Now I aim to apply my model to new data in a test.csv
that. What would be the best method for pre-processing the test data to match train/validation format?
My concerns are:
1. Test_data.csv will certainly have different cardinality for those columns
2. If I one hot encode test data using low cardinality columns from training I get Input contains NaN
but my train, valid & test columns are all the same number.
Sample one hot encoding below, this is for kaggle competition/intermediate course here
# Apply one-hot encoder to each column with categorical data
OH_encoder = OneHotEncoder(handle_unknown='ignore', sparse=False)
OH_cols_train = pd.DataFrame(OH_encoder.fit_transform(X_train[low_cardinality_cols]))
OH_cols_valid = pd.DataFrame(OH_encoder.transform(X_valid[low_cardinality_cols]))
# One-hot encoding removed index; put it back
OH_cols_train.index = X_train.index
OH_cols_valid.index = X_valid.index
# Remove categorical columns (will replace with one-hot encoding)

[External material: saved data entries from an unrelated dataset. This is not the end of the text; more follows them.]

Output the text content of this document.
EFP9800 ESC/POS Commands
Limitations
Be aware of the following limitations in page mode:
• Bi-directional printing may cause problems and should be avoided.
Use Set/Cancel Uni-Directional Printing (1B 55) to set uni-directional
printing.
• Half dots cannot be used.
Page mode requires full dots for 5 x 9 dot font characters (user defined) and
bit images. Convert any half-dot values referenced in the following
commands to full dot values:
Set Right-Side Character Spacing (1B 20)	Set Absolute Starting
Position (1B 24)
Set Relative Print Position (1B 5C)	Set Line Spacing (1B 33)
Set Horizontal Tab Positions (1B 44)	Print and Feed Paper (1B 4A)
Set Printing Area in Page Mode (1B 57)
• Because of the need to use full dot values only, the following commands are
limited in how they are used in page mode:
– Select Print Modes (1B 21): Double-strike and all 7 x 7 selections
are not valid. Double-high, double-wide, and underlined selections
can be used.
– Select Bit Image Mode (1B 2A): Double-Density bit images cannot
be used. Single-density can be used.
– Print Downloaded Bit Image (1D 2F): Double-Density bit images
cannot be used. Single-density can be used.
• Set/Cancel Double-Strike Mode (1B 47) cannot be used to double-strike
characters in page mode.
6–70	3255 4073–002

# This also saves us the hassle of dropping columns
num_X_train = X_train.drop(object_cols, axis=1)
num_X_valid = X_valid.drop(object_cols, axis=1)
# Add one-hot encoded columns to numerical features
OH_X_train = pd.concat([num_X_train, OH_cols_train], axis=1)

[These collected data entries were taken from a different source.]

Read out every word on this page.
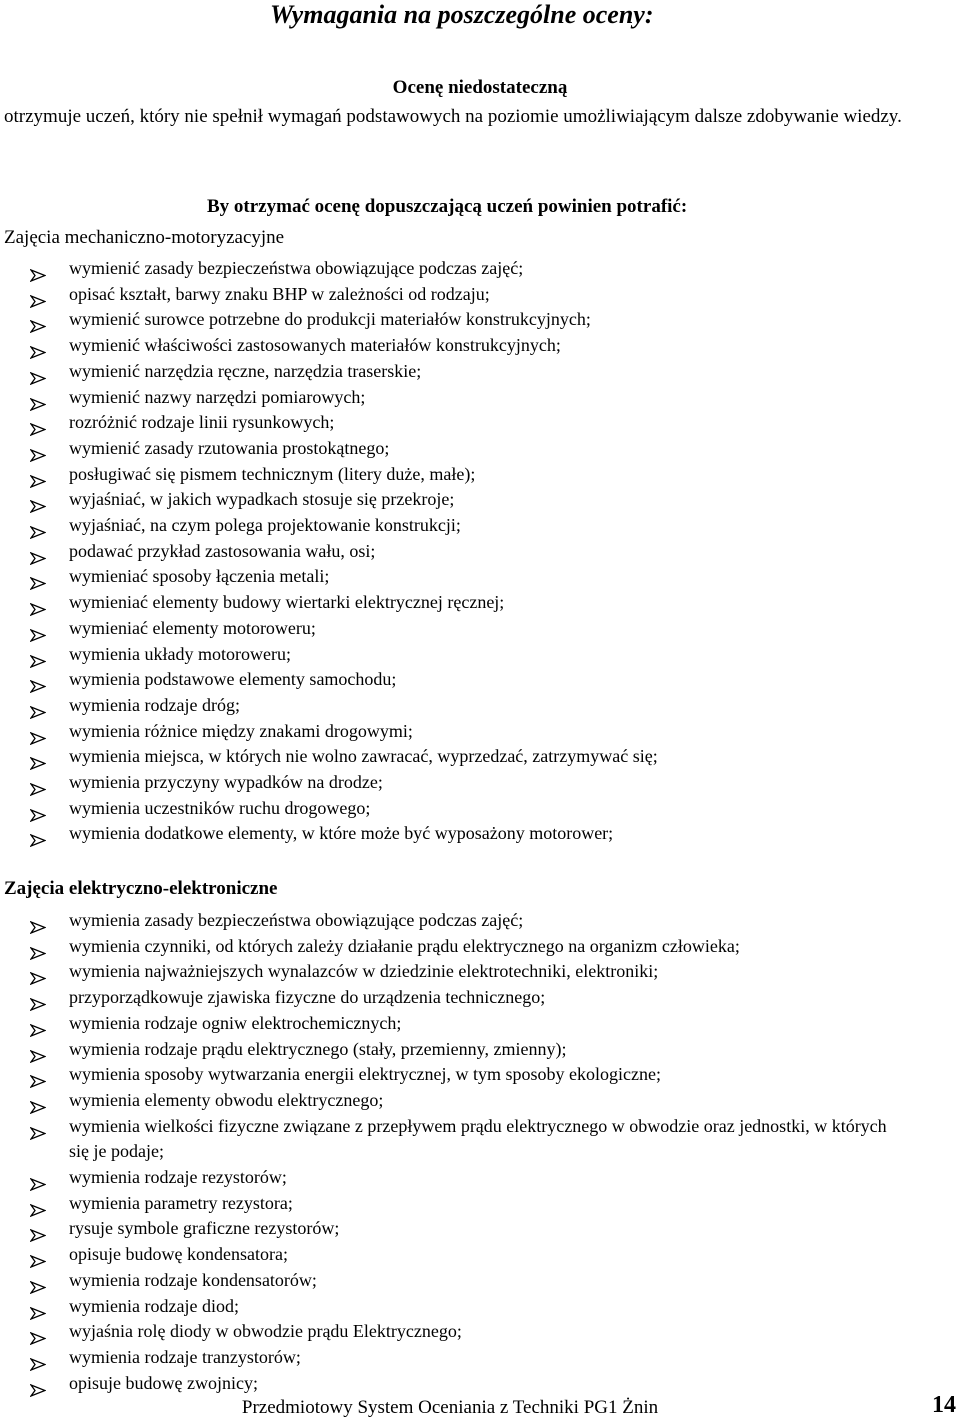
Wymagania na poszczególne oceny:
Ocenę niedostateczną
otrzymuje uczeń, który nie spełnił wymagań podstawowych na poziomie umożliwiającym dalsze zdobywanie wiedzy.
By otrzymać ocenę dopuszczającą uczeń powinien potrafić:
Zajęcia mechaniczno-motoryzacyjne
wymienić zasady bezpieczeństwa obowiązujące podczas zajęć;
opisać kształt, barwy znaku BHP w zależności od rodzaju;
wymienić surowce potrzebne do produkcji materiałów konstrukcyjnych;
wymienić właściwości zastosowanych materiałów konstrukcyjnych;
wymienić narzędzia ręczne, narzędzia traserskie;
wymienić nazwy narzędzi pomiarowych;
rozróżnić rodzaje linii rysunkowych;
wymienić zasady rzutowania prostokątnego;
posługiwać się pismem technicznym (litery duże, małe);
wyjaśniać, w jakich wypadkach stosuje się przekroje;
wyjaśniać, na czym polega projektowanie konstrukcji;
podawać przykład zastosowania wału, osi;
wymieniać sposoby łączenia metali;
wymieniać elementy budowy wiertarki elektrycznej ręcznej;
wymieniać elementy motoroweru;
wymienia układy motoroweru;
wymienia podstawowe elementy samochodu;
wymienia rodzaje dróg;
wymienia różnice między znakami drogowymi;
wymienia miejsca, w których nie wolno zawracać, wyprzedzać, zatrzymywać się;
wymienia przyczyny wypadków na drodze;
wymienia uczestników ruchu drogowego;
wymienia dodatkowe elementy, w które może być wyposażony motorower;
Zajęcia elektryczno-elektroniczne
wymienia zasady bezpieczeństwa obowiązujące podczas zajęć;
wymienia czynniki, od których zależy działanie prądu elektrycznego na organizm człowieka;
wymienia najważniejszych wynalazców w dziedzinie elektrotechniki, elektroniki;
przyporządkowuje zjawiska fizyczne do urządzenia technicznego;
wymienia rodzaje ogniw elektrochemicznych;
wymienia rodzaje prądu elektrycznego (stały, przemienny, zmienny);
wymienia sposoby wytwarzania energii elektrycznej, w tym sposoby ekologiczne;
wymienia elementy obwodu elektrycznego;
wymienia wielkości fizyczne związane z przepływem prądu elektrycznego w obwodzie oraz jednostki, w których się je podaje;
wymienia rodzaje rezystorów;
wymienia parametry rezystora;
rysuje symbole graficzne rezystorów;
opisuje budowę kondensatora;
wymienia rodzaje kondensatorów;
wymienia rodzaje diod;
wyjaśnia rolę diody w obwodzie prądu Elektrycznego;
wymienia rodzaje tranzystorów;
opisuje budowę zwojnicy;
Przedmiotowy System Oceniania z Techniki PG1 Żnin	14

OH_X_valid = pd.concat([num_X_valid, OH_cols_valid], axis=1)
I would advise 2 things:
OneHotEncoder
is a parameter handle_unknown="error"
per default. It should be turned to handle_unknow="ignore"
in the case that you mention (categories in testing not known during training).fit_transform
and transform
and then give the data to the predictor